The Designated Hero and Protagonist-Centered Morality tropes that are brought up on this page are actually justified in-universe: early in the film, Alexander describes to Dave why what they are doing is not wrong. It all comes down to intentions: if you aren't hurting anybody, and everyone stands to benefit, then the law can be ignored (the specific argument used is, if you were driving down a road with your deathly sick mother and came to a red light where no traffic was present and you knew it was totally safe, would you run the red light?) The comparison becomes valid later on, when Alexander's and Mitchell's extensive illegal actions come to light. Essentially, while Dave's actions are no less illegal, they are more moral and righteous. Whether or not this is a bad thing in and of itself is up for debate, but when held up against Alexander's actions, it's the superior choice.
When one considers that Mitchell's campaign probably depicted him more like well-meaning, compassionate Dave than like his scheming, self-serving true personality, one could also argue that Dave is giving America exactly the sort of President it thought it was voting for.

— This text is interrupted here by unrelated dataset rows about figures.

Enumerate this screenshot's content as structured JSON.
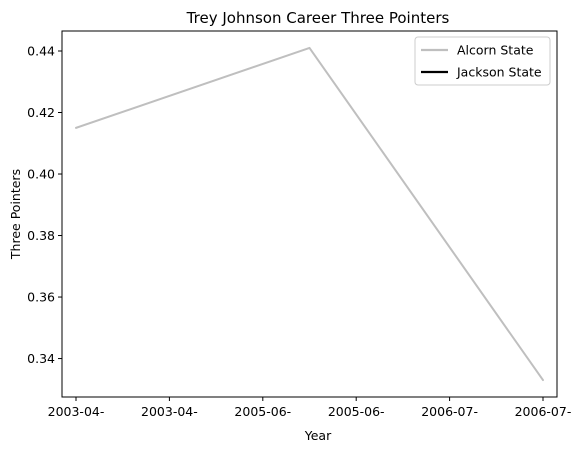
{
  "chart_data": {
    "type": "line",
    "title": "Trey Johnson Career Three Pointers",
    "xlabel": "Year",
    "ylabel": "Three Pointers",
    "x_tick_labels": [
      "2003-04-",
      "2003-04-",
      "2005-06-",
      "2005-06-",
      "2006-07-",
      "2006-07-"
    ],
    "x_range": [
      -0.15,
      5.15
    ],
    "y_ticks": [
      0.34,
      0.36,
      0.38,
      0.4,
      0.42,
      0.44
    ],
    "y_tick_labels": [
      "0.34",
      "0.36",
      "0.38",
      "0.40",
      "0.42",
      "0.44"
    ],
    "ylim": [
      0.3275,
      0.4465
    ],
    "grid": false,
    "legend_position": "top-right",
    "series": [
      {
        "name": "Alcorn State",
        "color": "#bfbfbf",
        "x": [
          0,
          2.5,
          5
        ],
        "values": [
          0.415,
          0.441,
          0.333
        ]
      },
      {
        "name": "Jackson State",
        "color": "#000000",
        "x": [],
        "values": []
      }
    ]
  }
}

Also, if they did denounce the substitution, it would be even worse. Essentially, they would deal the death knell to the people's trust in the government, creating a huge headache for everyone. Dave simply minimized the damage by hiding the conspiracy in a way that the only repercussion was the destruction of Alexander's career.
At the end of the movie, the recently-widowed First Lady starts up a romantic relationship with Dave, a man who looks a lot like her deceased husband, and can't account for his whereabouts over the past few months. You think that might make people a teeny bit suspicious?
Eh, people will assume she's also an impersonator.
They might also assume it's something to do with her grief over the death of her 'beloved' husband; a bit unusual, perhaps, but not outside the realm of possibility.